El arte del contraste: La perfección gastronómica surge cuando estas texturas conviven.
Un plato totalmente cremoso puede resultar monótono o uno solo crocante puede parecer
seco. La combinación de texturas es lo que mantiene el interés hasta el último bocado.
Técnicas simples para elevar tus platos
Para quienes no son expertos en la cocina, estos pequeños ajustes generan grandes cambios:
1. El toque final: Tuesta semillas de sésamo o girasol para dar un giro a tus ensaladas y sopas
como las de tomate.
2. Juega con las temperaturas: Combina ingredientes frescos (como albahaca o tomates
cherry crudos) sobre pastas recién cocidas y calientes.

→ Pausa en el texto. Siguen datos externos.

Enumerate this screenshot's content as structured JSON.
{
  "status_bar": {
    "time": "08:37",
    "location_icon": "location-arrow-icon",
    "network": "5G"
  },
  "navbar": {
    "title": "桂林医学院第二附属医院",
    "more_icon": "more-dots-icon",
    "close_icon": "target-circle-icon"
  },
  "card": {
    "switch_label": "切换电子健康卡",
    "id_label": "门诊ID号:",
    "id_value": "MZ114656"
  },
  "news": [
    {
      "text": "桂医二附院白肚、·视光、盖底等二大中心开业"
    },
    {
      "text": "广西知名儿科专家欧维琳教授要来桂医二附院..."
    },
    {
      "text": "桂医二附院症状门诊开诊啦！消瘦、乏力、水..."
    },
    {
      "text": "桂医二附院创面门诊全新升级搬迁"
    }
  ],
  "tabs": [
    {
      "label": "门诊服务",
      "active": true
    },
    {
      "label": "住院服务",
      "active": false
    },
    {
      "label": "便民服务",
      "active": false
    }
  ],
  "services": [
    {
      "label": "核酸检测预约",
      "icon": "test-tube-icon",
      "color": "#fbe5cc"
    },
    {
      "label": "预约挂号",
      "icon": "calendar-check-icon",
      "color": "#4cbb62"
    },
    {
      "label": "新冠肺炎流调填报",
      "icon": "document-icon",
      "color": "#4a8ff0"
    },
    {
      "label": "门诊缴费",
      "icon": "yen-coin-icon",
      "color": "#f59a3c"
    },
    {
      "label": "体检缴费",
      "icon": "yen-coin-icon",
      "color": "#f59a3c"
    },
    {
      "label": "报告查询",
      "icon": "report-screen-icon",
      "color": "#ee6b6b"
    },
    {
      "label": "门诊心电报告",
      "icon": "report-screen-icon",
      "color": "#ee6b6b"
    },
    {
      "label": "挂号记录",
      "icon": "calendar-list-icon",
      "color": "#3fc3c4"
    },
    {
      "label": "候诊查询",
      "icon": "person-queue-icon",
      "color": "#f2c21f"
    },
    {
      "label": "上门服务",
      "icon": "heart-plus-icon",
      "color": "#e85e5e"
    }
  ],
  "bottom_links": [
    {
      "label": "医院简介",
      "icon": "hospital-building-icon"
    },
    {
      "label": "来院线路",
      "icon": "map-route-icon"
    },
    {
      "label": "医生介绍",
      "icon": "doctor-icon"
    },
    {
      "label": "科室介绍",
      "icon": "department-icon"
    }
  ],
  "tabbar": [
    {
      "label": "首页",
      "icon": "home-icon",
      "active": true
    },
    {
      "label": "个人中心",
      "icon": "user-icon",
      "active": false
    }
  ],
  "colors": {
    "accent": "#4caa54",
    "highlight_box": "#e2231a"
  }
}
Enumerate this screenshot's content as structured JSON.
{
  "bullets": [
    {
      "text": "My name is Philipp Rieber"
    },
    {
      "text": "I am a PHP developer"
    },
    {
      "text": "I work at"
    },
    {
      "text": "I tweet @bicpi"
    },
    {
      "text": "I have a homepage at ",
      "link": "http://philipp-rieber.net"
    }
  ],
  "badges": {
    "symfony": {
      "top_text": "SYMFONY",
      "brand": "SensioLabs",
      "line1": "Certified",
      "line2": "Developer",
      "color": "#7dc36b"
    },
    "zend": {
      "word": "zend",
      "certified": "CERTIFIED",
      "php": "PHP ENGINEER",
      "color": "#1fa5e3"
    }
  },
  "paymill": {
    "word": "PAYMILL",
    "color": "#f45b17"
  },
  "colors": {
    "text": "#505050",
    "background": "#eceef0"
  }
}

3. El respeto al tiempo: Evita la sobrecocción. Una pasta “pasada” pierde su arquitectura;
busca siempre el punto al dente para que la mordida sea protagonista.
Salsas Rojas (Napolitana, Arrabiata, Boloñesa)
Estas salsas para pastas de Frescarini TM , listas para usar, tienen el auténtico sabor de la
gastronomía italiana, así como una textura rica y vibrante. Para elevarlas, necesitamos
texturas secas y saladas que resalten el dulzor del tomate.
El maridaje ideal: Elementos crujientes y granulares.
Topping recomendado: Queso parmesano reggiano en lascas (no rallado fino), nueces
tostadas picadas o croutones de pan focaccia con ajo.
Efecto: El crujiente del pan o el fruto seco rompe la densidad de la salsa de tomate,
haciendo cada bocado más dinámico.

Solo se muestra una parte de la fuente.